Selain faktor eksternal, para pelaku pasar, khususnya investor dan emiten, mencermati situasi politik di Tanah Air. Mereka mengamati kontestan dan program para calon presiden-wakil presiden RI pada Pemilu 2024.
Oleh
ANASTASIA JOICE TAURIS SANTI
·2 menit baca
JAKARTA, KOMPAS — Perkembangan politik ikut memengaruhi gerak investor dan emiten di pasar surat utang ataupun obligasi. Sebagian penerbit obligasi menunda penerbitan sembari menunggu perkembangan situasi.
Pada semester I-2023, nilai emisi obligasi sebesar Rp 46 triliun. Jumlah tersebut 37 persen lebih rendah dibandingkan dengan semester I-2022 yang total penerbitan obligasinya mencapai Rp 72,7 triliun.
Faktor eksternal dan internal memengaruhi keputusan perusahaan yang hendak menerbitkan obligasi tersebut. Ketidakpastian global akibat ketegangan antara Rusia dan Ukraina masih membuat korporasi berhati-hati. Selain itu, laju inflasi di negara maju juga masih tinggi dan tingkat suku bunga masih naik pada paruh pertama tahun 2023.
Sementara dari dalam negeri, kebutuhan refinancing (pembiayaan kembali) obligasi pada 2023 ternyata tidak sebesar tahun 2022. Harga komoditas yang melandai membuat kebutuhan modal kerja tidak sebanyak tahun lalu.
”Para pelaku pasar juga ingin melihat kontestan dan program-programnya. Ini juga memengaruhi penerbitan surat utang pada 2023 ini,” papar Kepala Divisi Pemeringkatan Korporasi Pemeringkat Efek Indonesia (Pefindo) Niken Indirasih di Jakarta, Selasa (18/7/2023).
Niken menambahkan, tahun 2023 merupakan fase penurunan penerbitan obligasi dengan siklus lima tahunan. Fase tertinggi siklus ini sudah terjadi pada 2022.
Chief Economist Pefindo Suhindarto menambahkan, para pelaku pasar masih menunggu, baik emiten maupun korporasi yang menerbitkan surat utang serta para investor yang menanamkan dananya pada surat utang. Salah satu yang dinantikan adalah bagaimana kejelasan pasangan calon presiden dan calon wakil presiden RI.

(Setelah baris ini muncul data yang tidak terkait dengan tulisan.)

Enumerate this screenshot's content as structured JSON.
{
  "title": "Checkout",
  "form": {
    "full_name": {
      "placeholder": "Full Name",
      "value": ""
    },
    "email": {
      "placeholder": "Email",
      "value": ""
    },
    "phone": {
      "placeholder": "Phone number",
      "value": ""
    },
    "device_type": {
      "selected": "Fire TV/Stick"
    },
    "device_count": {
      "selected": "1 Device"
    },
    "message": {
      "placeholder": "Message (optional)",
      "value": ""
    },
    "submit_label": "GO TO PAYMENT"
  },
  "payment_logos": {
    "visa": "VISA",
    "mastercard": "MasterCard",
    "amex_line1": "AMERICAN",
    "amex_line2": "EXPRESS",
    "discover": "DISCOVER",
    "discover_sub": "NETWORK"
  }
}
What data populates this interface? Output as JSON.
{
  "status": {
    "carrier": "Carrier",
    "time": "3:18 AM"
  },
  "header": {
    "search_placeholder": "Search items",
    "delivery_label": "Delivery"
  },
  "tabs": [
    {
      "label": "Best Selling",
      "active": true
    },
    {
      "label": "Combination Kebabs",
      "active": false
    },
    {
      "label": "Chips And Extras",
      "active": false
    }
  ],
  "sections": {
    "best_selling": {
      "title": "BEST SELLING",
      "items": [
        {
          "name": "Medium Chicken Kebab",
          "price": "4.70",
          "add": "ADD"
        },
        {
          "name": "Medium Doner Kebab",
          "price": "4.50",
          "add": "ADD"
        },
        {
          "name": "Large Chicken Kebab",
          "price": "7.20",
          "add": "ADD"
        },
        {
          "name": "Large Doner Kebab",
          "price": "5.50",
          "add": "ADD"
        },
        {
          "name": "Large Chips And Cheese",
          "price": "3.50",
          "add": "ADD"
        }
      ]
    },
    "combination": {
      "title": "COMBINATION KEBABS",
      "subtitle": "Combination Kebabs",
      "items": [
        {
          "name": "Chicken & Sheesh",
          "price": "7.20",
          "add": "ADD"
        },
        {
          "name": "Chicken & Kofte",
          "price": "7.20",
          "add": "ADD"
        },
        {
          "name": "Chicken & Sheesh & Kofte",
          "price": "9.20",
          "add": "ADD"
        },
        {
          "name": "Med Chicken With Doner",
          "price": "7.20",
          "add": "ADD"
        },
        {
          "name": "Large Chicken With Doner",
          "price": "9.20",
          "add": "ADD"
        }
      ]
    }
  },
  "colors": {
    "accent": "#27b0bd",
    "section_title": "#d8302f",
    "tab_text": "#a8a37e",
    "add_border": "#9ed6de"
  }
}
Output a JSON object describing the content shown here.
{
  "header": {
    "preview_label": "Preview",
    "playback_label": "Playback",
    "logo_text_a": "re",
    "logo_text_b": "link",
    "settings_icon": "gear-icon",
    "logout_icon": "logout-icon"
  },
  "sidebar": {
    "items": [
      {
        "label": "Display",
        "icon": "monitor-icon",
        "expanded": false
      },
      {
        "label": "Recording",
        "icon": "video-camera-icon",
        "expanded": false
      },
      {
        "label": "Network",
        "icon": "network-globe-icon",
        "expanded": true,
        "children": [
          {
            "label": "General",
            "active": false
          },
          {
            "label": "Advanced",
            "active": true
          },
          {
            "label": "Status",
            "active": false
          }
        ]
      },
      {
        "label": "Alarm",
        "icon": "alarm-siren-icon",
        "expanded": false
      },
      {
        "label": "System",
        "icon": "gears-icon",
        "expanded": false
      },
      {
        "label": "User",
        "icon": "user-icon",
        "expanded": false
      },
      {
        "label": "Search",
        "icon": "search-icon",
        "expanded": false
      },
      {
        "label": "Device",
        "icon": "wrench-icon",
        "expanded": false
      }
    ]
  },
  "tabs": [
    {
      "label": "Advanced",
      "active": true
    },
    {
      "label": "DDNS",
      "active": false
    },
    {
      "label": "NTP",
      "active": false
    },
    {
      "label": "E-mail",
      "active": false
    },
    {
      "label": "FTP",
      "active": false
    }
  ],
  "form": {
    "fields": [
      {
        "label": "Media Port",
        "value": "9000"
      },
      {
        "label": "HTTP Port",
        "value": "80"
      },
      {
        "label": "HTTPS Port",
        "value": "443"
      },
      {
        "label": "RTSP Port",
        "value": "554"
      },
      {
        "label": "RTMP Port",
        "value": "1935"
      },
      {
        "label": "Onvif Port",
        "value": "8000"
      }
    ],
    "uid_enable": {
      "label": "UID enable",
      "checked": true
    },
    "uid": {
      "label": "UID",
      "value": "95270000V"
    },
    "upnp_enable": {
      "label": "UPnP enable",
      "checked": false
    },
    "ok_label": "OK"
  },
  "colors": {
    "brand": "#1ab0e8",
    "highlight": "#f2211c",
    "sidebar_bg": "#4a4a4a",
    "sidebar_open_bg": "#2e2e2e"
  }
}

Sejauh ini belum ada kepastian pasangan yang akan maju menjadi calon presiden dan wakil presiden RI. Komisi Pemilihan Umum (KPU) membuka pendaftaran pasangan calon pada 19 Oktober hingga 25 November 2023 mendatang.
”Para pelaku pasar menunggu siapa saja calonnya dan apa saja sektor yang menjadi prioritas dari calon-calon yang akan bersaing nantinya,” kata Suhindarto.
Jika rencana para calon pemimpin sudah lebih jelas hingga dapat diketahui sektor mana saja yang akan menjadi prioritas dari para calon, investor ataupun emiten sudah dapat lebih mudah untuk menyusun rencana bisnisnya. ”Perkembangan seputar pemilu masih membayangi pasar,” kata Suhindarto lagi.
Dia menambahkan, inflasi sudah mulai turun dan sudah berada dalam rentang target bank sentral. ”Kami optimistis, dengan inflasi ini, Bank Indonesia (BI) akan tetap menjaga tingkat suku bunga yang akomodatif tetap berada pada 5,75 persen dengan menjaga sikap akomodatif ini, nilai tukar tidak fluktuatif,” ujarnya lagi.
Sementara itu, analis Samuel Sekuritas, Prasetya Gunadi, memperkirakan, pasar saham akan lebih stabil pada semester II-2023. ”Tren net sell di bursa saham Indonesia belum berubah pada Juni 2023, tetapi kami memperkirakan aliran dana asing kembali ke pasar ekuitas pada semester kedua 2023 karena kami meyakini, faktor eksternal akan mulai stabil dan suku bunga acuan telah mencapai puncaknya,” ujar Prasetya.
Menurut dia, The Fed (bank sentral Amerika Serikat) bahkan mungkin saja akan memutuskan untuk menurunkan suku bunga acuan dalam beberapa bulan mendatang. Dengan demikian, ada kemungkinan investor kembali berinvestasi dan membangun kembali portofolio mereka.